The benchmark is hands-free, using scripts to execute all of the real-world scenarios identically, such as video editing in Sony Vegas and image manipulation in Adobe Photoshop. At the conclusion of the suite of tests, five scores are delivered: an E-learning score, a Video Creation score, a Productivity score, and a 3D Performance score, as well as an aggregated ‘Overall’ score. These scores can still be fairly abstract, and are most useful for direct comparisons between test systems.

A quick note on methodology: SYSmark 2007 requires a clean install of Windows 7 64-bit to run optimally. Before any testing is conducted, the hard drive is first wiped clean, and then a fresh Windows installation is conducted, then lastly, the necessary hardware drivers are installed.

SYSmark provides an exhaustive battery of real-world usage tests by replaying the same recorded commands given by one individual as they used a library of content creation and productivity applications. According to BAPCo, differences of three points or less is not meaningful for the final score. Although we have no idea why the program is still marketed as a “Preview” given the programs utilized are older versions (Photoshop CS2 anyone?), they still make for an effective test today.

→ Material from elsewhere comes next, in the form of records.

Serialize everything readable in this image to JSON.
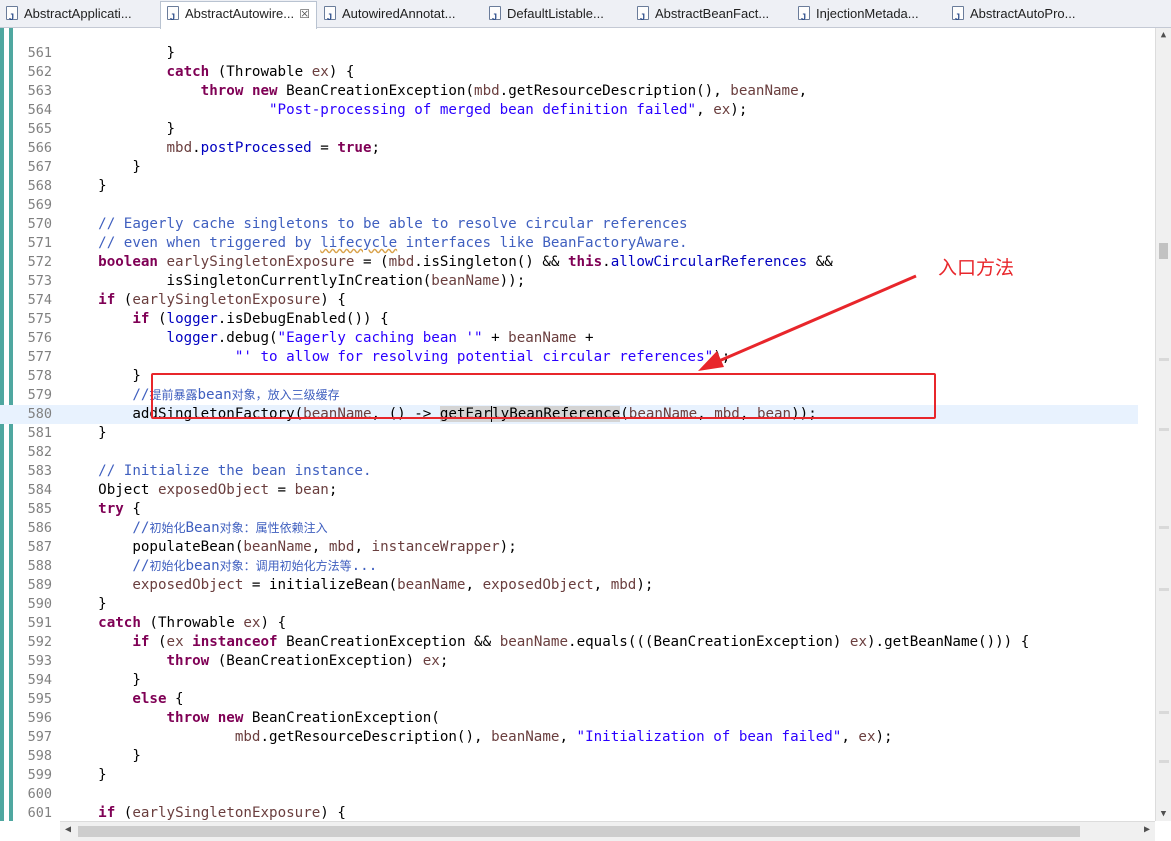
{
  "tabs": [
    {
      "label": "AbstractApplicati...",
      "active": false
    },
    {
      "label": "AbstractAutowire...",
      "active": true,
      "close": "☒"
    },
    {
      "label": "AutowiredAnnotat...",
      "active": false
    },
    {
      "label": "DefaultListable...",
      "active": false
    },
    {
      "label": "AbstractBeanFact...",
      "active": false
    },
    {
      "label": "InjectionMetada...",
      "active": false
    },
    {
      "label": "AbstractAutoPro...",
      "active": false
    }
  ],
  "annotation": {
    "text": "入口方法",
    "color": "#e8262b"
  },
  "editor": {
    "current_line": 580,
    "keyword_color": "#7f0055",
    "comment_color": "#3f5fbf",
    "string_color": "#2a00ff"
  },
  "code_lines": [
    {
      "n": 561,
      "html": "            }"
    },
    {
      "n": 562,
      "html": "            <span class=\"kw\">catch</span> (Throwable <span class=\"var\">ex</span>) {"
    },
    {
      "n": 563,
      "html": "                <span class=\"kw\">throw</span> <span class=\"kw\">new</span> BeanCreationException(<span class=\"var\">mbd</span>.getResourceDescription(), <span class=\"var\">beanName</span>,"
    },
    {
      "n": 564,
      "html": "                        <span class=\"str\">\"Post-processing of merged bean definition failed\"</span>, <span class=\"var\">ex</span>);"
    },
    {
      "n": 565,
      "html": "            }"
    },
    {
      "n": 566,
      "html": "            <span class=\"var\">mbd</span>.<span class=\"fld\">postProcessed</span> = <span class=\"kw\">true</span>;"
    },
    {
      "n": 567,
      "html": "        }"
    },
    {
      "n": 568,
      "html": "    }"
    },
    {
      "n": 569,
      "html": ""
    },
    {
      "n": 570,
      "html": "    <span class=\"cm\">// Eagerly cache singletons to be able to resolve circular references</span>"
    },
    {
      "n": 571,
      "html": "    <span class=\"cm\">// even when triggered by <span class=\"squig\">lifecycle</span> interfaces like BeanFactoryAware.</span>"
    },
    {
      "n": 572,
      "html": "    <span class=\"kw\">boolean</span> <span class=\"var\">earlySingletonExposure</span> = (<span class=\"var\">mbd</span>.isSingleton() &amp;&amp; <span class=\"kw\">this</span>.<span class=\"fld\">allowCircularReferences</span> &amp;&amp;"
    },
    {
      "n": 573,
      "html": "            isSingletonCurrentlyInCreation(<span class=\"var\">beanName</span>));"
    },
    {
      "n": 574,
      "html": "    <span class=\"kw\">if</span> (<span class=\"var\">earlySingletonExposure</span>) {"
    },
    {
      "n": 575,
      "html": "        <span class=\"kw\">if</span> (<span class=\"fld\">logger</span>.isDebugEnabled()) {"
    },
    {
      "n": 576,
      "html": "            <span class=\"fld\">logger</span>.debug(<span class=\"str\">\"Eagerly caching bean '\"</span> + <span class=\"var\">beanName</span> +"
    },
    {
      "n": 577,
      "html": "                    <span class=\"str\">\"' to allow for resolving potential circular references\"</span>);"
    },
    {
      "n": 578,
      "html": "        }"
    },
    {
      "n": 579,
      "html": "        <span class=\"cm\">//<span class=\"cn\">提前暴露</span>bean<span class=\"cn\">对象，放入三级缓存</span></span>"
    },
    {
      "n": 580,
      "html": "        addSingletonFactory(<span class=\"var\">beanName</span>, () -&gt; <span class=\"hl\">getEar<span class=\"caret\"></span>lyBeanReference</span>(<span class=\"var\">beanName</span>, <span class=\"var\">mbd</span>, <span class=\"var\">bean</span>));"
    },
    {
      "n": 581,
      "html": "    }"
    },
    {
      "n": 582,
      "html": ""
    },
    {
      "n": 583,
      "html": "    <span class=\"cm\">// Initialize the bean instance.</span>"
    },
    {
      "n": 584,
      "html": "    Object <span class=\"var\">exposedObject</span> = <span class=\"var\">bean</span>;"
    },
    {
      "n": 585,
      "html": "    <span class=\"kw\">try</span> {"
    },
    {
      "n": 586,
      "html": "        <span class=\"cm\">//<span class=\"cn\">初始化</span>Bean<span class=\"cn\">对象：属性依赖注入</span></span>"
    },
    {
      "n": 587,
      "html": "        populateBean(<span class=\"var\">beanName</span>, <span class=\"var\">mbd</span>, <span class=\"var\">instanceWrapper</span>);"
    },
    {
      "n": 588,
      "html": "        <span class=\"cm\">//<span class=\"cn\">初始化</span>bean<span class=\"cn\">对象：调用初始化方法等</span>...</span>"
    },
    {
      "n": 589,
      "html": "        <span class=\"var\">exposedObject</span> = initializeBean(<span class=\"var\">beanName</span>, <span class=\"var\">exposedObject</span>, <span class=\"var\">mbd</span>);"
    },
    {
      "n": 590,
      "html": "    }"
    },
    {
      "n": 591,
      "html": "    <span class=\"kw\">catch</span> (Throwable <span class=\"var\">ex</span>) {"
    },
    {
      "n": 592,
      "html": "        <span class=\"kw\">if</span> (<span class=\"var\">ex</span> <span class=\"kw\">instanceof</span> BeanCreationException &amp;&amp; <span class=\"var\">beanName</span>.equals(((BeanCreationException) <span class=\"var\">ex</span>).getBeanName())) {"
    },
    {
      "n": 593,
      "html": "            <span class=\"kw\">throw</span> (BeanCreationException) <span class=\"var\">ex</span>;"
    },
    {
      "n": 594,
      "html": "        }"
    },
    {
      "n": 595,
      "html": "        <span class=\"kw\">else</span> {"
    },
    {
      "n": 596,
      "html": "            <span class=\"kw\">throw</span> <span class=\"kw\">new</span> BeanCreationException("
    },
    {
      "n": 597,
      "html": "                    <span class=\"var\">mbd</span>.getResourceDescription(), <span class=\"var\">beanName</span>, <span class=\"str\">\"Initialization of bean failed\"</span>, <span class=\"var\">ex</span>);"
    },
    {
      "n": 598,
      "html": "        }"
    },
    {
      "n": 599,
      "html": "    }"
    },
    {
      "n": 600,
      "html": ""
    },
    {
      "n": 601,
      "html": "    <span class=\"kw\">if</span> (<span class=\"var\">earlySingletonExposure</span>) {"
    }
  ],
  "scrollbars": {
    "up": "▲",
    "down": "▼",
    "left": "◀",
    "right": "▶"
  }
}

It is important to note that a SSD is just one part of a computer system, and just because it can make disk accesses faster, the OS more responsive, and keep the system running smoothly that it doesn’t automatically make all programs execute faster. We can see here that most SSDs are capable of attaining the best scores, to see a larger difference we would need to first upgrade our Q6600 test platform. SSDs make the most sense in fast, modern systems and especially laptops where slow 5,400RPM hard drives are still often utilized today (*cough* Apple).